THE man who designed the Millennium Dome has died at the age of 88.
Lord Richard Rogers, who also designed the Pompidou Center in Paris and the Lloyd’s of London building, is said to have “quietly passed away” on Saturday evening.
American architecture critic Paul Goldberger called the news “heartbreaking” and added on Twitter that it was “another big loss for architecture in 2021.”
He wrote: “A lovely man and a wonderful talent. RIP”.
Lord Rogers was born in 1933 to an Anglo-Italian family in Florence, Italy and moved to England at a young age, where he later studied at the Architectural Association School of Architure in London before taking his Masters at Yale.
His designs, which include the Senedd building in Cardiff and the European Court of Human Rights in Strasbourg, have been awarded the Royal Gold Medal and the Pritzker Prize.
At the 2017 Pritzker award, the jury praised him for “revolutionizing museums, transforming once elitist monuments into popular places for social and cultural exchange that are woven into the heart of the city”.
In 2014 he received the Freedom of the City of London at the Guildhall Art Gallery in recognition of his contribution to architecture and urbanism.
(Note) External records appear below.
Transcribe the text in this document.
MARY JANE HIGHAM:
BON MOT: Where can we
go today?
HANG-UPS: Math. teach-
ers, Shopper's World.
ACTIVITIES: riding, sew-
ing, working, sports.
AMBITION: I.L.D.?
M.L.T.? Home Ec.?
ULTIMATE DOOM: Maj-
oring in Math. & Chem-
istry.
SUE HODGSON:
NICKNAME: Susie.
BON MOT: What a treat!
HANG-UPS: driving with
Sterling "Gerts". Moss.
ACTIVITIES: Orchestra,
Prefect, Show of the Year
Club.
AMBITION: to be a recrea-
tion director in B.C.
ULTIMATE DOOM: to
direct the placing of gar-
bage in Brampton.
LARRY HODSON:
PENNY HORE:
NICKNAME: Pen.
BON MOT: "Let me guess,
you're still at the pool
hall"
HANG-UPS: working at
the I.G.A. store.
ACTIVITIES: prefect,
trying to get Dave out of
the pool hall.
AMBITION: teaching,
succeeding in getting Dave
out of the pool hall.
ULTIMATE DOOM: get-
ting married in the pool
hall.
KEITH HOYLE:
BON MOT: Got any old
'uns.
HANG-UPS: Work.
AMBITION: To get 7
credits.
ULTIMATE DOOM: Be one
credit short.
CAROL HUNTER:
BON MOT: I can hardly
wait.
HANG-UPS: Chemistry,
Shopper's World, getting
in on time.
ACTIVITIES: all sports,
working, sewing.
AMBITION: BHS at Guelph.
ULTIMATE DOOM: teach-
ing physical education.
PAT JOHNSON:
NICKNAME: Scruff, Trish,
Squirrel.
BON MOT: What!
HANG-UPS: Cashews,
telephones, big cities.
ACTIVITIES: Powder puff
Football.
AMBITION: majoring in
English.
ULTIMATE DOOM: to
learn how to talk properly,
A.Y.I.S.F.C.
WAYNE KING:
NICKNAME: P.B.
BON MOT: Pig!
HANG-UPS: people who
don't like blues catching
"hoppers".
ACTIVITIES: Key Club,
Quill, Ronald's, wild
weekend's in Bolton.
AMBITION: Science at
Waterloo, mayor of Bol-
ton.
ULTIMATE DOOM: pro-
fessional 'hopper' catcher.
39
Channel 4 News host Krishnan Guru-Murthy earlier Sunday paid tribute to Lord Rogers, whose company had designed the station’s 124 Horseferry Road headquarters, as “someone whose wonderful buildings are testament to an amazing, inventive, charismatic man.”
The New York Times reported that Lord Rogers is survived by his wife, Lady Ruth, sons Ab, Ben, Roo and Zad, his brother Peter, and 13 grandchildren.
Matthew Freud of Freud Communications told the PA news agency that Lord Rogers “died quietly” on Saturday.